Inter-Korean Relations Worsen

Follow-up to KR postings: Sports and Reconciliation in Korea;
Train to Ferry Koreans from Both Sides to Beijing Olympics

The Beijing Olympics is around the corner, but the promised joint, inter-Korean cheering squad (travelling by train across Korea, crossing the DMZ, towards Beijing, mobilizing Koreans in the two side of Korea and ethnic Korean in China to cheer together for the Korean team) --let alone a unified team-- is nowhere to be seen. As indicative of the recent chill between the two sides of Korea, the two sides of Korea will not even march together under one symbolic flag of the Korean peninsula (photo), as they have done in the past few Olympics and international sporting events.

The opportune moment to showcase Korean reconciliation on the world's biggest stage, near the Korean peninsula, seems to have fizzled. This development is unfortunate, especially in light of the resumption of the six party talks and the unprecedented discussion of Korean peninsula issues at the six-nation meeting of foreign ministers in Singapore. Peace and normalization of relations (between Washington and Pyongyang) may be on the horizon, yet the two sides of Korea have diverged further.

With the policy reversal from the new Lee Myung-bak administration of South Korea earlier this year, inter-Korean relations have deterioriated, exasperated by the killing of a South Korean tourist in the Mount Kumgang (Geumgang) and North Korea's refusal for further investigation. Shortly after that incident, as if a jinx is in place, a North Korean worker in the South Korean-operated Kaesong industrial complex was killed in an industrial accident, which was not covered in the press as much. Inter-Korean dialogue and exchanges that have been widespread and successful in the past ten years now have virtually come to a standstill -- or a reversal.


Unknown said...

Very depressing... just when it seemed like public pressure was having an effect on the Lee regime.

Was the anti-beef, anti-Lee movement affected at all by the recent Mt. Geumgang tragedy? Has the Lee regime used it to deflect attention and criticism?

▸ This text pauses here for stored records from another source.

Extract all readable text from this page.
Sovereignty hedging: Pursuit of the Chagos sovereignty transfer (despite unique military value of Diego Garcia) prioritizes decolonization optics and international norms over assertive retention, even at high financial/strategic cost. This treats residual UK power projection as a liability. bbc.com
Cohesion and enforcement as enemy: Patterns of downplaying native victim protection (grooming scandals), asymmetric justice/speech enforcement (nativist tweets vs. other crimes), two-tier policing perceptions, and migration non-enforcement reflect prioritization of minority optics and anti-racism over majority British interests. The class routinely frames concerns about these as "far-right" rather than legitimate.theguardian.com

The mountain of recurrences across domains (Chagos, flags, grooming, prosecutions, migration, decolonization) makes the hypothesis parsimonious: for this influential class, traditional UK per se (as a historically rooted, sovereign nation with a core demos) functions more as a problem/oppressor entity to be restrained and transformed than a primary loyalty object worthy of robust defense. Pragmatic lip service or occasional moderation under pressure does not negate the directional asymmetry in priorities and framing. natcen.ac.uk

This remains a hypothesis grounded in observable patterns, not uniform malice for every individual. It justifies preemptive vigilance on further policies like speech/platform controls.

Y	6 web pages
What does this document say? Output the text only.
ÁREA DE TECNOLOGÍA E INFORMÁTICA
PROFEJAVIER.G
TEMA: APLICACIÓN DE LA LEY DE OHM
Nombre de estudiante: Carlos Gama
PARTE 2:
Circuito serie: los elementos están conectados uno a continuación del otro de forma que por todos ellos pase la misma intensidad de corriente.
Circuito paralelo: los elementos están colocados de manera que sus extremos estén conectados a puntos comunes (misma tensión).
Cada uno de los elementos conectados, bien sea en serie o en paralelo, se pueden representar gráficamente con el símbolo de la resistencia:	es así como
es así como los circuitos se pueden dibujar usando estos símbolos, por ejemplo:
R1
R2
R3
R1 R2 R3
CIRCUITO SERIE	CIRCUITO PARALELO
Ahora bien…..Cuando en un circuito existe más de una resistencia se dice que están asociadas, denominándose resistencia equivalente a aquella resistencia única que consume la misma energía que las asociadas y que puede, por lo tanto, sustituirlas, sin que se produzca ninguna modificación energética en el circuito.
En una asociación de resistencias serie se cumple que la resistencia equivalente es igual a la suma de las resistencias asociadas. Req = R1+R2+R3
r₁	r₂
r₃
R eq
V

Thanks, as always, for your reports.

Korea Report said...

Seems like the Mt. Geumgang incident and the Dokdo Island dispute are deflecting attention, just when the US beef began re-selling in South Korea. But Lee's popularity in polls still is in the teens.

In order to suppress further outbreak of demonstrations, the Lee government is even brining back the full-force, riot-suppressing police squads, similar to the dreaded "White Skull Squad" of the 80s that brutally handled protesters. It seems history is reversing itself in South Korea.